Reputation: 1547
I am passing a value into a function to convert Celsius to Fahrenheit, but the console prints an error code which brings up nothing when I Google it.
// Function Declarations
float fToC(float degreesF = 32.0);
int main() {
float fahrenheit = 10;
float centigrade = 10;
centigrade = fToC(fahrenheit);
cout << "Freezing Point: " << fToC << "C" << endl;
return 0;
}
// Function Defintions
float fToC(float degreesF) {
float degreesC = ((5.0 / 9.0)*(degreesF - 32));
return degreesC;
}
This prints into the console:
Freezing Point: 00A31627C
What did I do wrong?
Upvotes: 6
Views: 191
Reputation: 1130
cout << "Freezing Point: " << fToC << "C" << endl;
is not correct. You cannot output a function name in a cout
like this and hope it will give you the result you want. It will instead print out the address the function is stored at. You can however call the function as
cout << "Freezing Point: " << fToC(fahrenheit) << "C" << endl;
because fToC(fahrenheit) is actually a float
, with the parameter you gave to it, so you should get the answer you want instead of the function address. You could also just use:
cout << "Freezing Point: " << centigrade << "C" << endl;
which you have defined in the previous line.
Upvotes: 6
Reputation: 1
but the console prints an error code which brings up nothing when I Google it.
That's not an error code.
You're missing the parenthesis to call a function:
cout << "Freezing Point: " << fToC(farenheit) << "C" << endl;
// ^^^^^^^^^^^
the function address is printed instead.
You probably meant to print
cout << "Freezing Point: " << centigrade << "C" << endl;
as you already calculated the value by calling the function.
Upvotes: 8
Reputation: 2559
It is because you are printing out the function and not centigrade.
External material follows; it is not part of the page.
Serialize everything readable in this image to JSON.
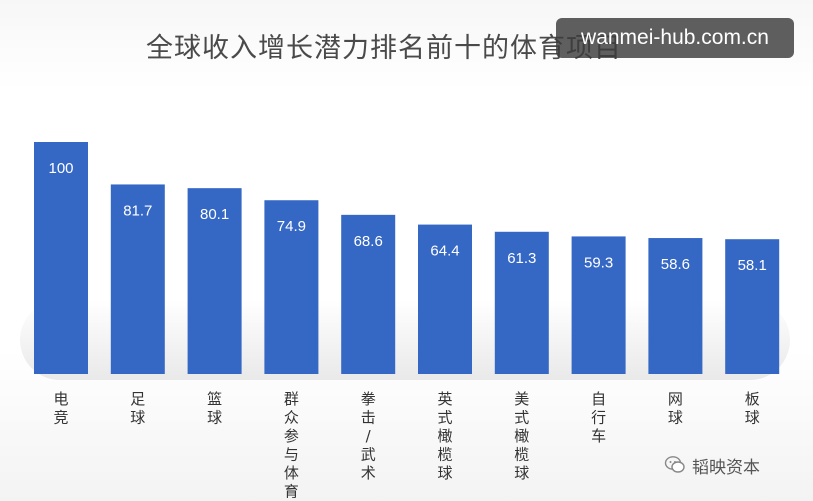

cout << "Freezing Point: " << fToC << "C" << endl;
in the console it is showing the memory address of the function.
You should do something like:
cout << "Freezing Point: " << centigrade << "C" << endl;
Upvotes: 9
Reputation: 297
This is wrong:
cout << "Freezing Point: " << fToC << "C" << endl;
You pass fToC to the console, and so it prints the address of the function. Remove fToC and write centigrade.
Upvotes: 7
Reputation: 118425
Well,
cout << "Freezing Point: " << fToC << "C" << endl;
Pop quiz for you: what is "fToC"?. Why, it's your function, and what you see, as the result, is the meaningless internal memory address where your function's code lives.
You probably meant to write:
cout << "Freezing Point: " << centigrade << "C" << endl;
Unfortunately, a computer does only what you tell it to do, and not what you want it to do.